Medical Social Services (MSS) are individually designed services intended to assist members who are experiencing significant problems in managing the emotional difficulties inherent in adjusting to a significant disability, integrating into the community, and on-going life in the community. They are a counseling service provided to the member who is coping with altered abilities and skills, a revision of long term expectations or changes in roles in relation to significant others. The MSS are available to members and/or anyone involved in an ongoing significant relationship with the member when the issue to be discussed relates directly to the waiver participant. There are times when it is appropriate to provide this service to the member in a family counseling or group counseling setting.

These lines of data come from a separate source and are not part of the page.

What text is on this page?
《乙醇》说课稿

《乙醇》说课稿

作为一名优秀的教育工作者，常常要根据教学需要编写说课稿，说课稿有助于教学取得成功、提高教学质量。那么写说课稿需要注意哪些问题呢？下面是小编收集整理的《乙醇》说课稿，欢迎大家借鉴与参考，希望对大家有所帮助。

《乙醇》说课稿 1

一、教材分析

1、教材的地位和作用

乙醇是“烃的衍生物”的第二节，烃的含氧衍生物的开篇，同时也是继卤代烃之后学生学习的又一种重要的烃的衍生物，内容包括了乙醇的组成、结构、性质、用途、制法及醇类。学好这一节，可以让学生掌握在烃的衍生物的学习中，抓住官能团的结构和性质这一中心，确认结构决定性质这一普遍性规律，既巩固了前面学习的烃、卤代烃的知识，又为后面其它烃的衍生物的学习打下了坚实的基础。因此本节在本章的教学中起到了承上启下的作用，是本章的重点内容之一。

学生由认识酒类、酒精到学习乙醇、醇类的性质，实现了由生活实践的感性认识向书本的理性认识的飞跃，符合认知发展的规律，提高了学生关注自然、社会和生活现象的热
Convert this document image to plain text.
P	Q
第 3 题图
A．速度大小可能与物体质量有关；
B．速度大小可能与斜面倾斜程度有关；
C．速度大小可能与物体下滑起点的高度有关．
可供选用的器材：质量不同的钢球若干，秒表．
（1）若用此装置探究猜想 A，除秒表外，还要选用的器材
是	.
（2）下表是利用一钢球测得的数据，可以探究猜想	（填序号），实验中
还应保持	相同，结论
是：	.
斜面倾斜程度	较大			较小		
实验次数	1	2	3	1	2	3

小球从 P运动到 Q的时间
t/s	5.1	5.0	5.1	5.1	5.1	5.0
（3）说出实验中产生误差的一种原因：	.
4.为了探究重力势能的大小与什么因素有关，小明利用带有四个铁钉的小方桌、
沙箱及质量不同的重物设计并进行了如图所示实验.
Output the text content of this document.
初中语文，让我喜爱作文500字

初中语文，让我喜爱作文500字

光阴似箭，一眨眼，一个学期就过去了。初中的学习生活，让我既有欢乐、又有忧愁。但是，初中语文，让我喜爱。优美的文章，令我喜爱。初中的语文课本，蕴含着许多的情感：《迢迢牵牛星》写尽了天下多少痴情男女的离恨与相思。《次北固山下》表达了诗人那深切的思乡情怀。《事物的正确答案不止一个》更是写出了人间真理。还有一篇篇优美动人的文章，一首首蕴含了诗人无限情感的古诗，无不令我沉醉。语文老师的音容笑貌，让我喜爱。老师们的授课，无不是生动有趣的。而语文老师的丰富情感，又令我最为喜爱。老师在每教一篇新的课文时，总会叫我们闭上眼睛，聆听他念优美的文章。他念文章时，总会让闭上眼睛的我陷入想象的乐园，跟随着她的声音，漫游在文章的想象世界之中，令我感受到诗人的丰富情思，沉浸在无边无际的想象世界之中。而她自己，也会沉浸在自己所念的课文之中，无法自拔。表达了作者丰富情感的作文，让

Home Delivered Meals (HDM) is an individually designed service which provides meals to individuals who cannot prepare or obtain nutritionally adequate meals for themselves, or when the provision of such meals will decrease the need for more costly supports to provide in-home meal preparation. These meals assist the participants to maintain a nutritious diet. They do not, however, constitute a full nutritional regimen.

In event that an individual's needs cannot be met by the managed care plan, and the consumer does not qualify for enrollment in another waiver to access the required services, LTHHCP enrollment may be continued. The LTHHCP waiver will remain an option at least until the current LTHHCP waiver expires in 2015.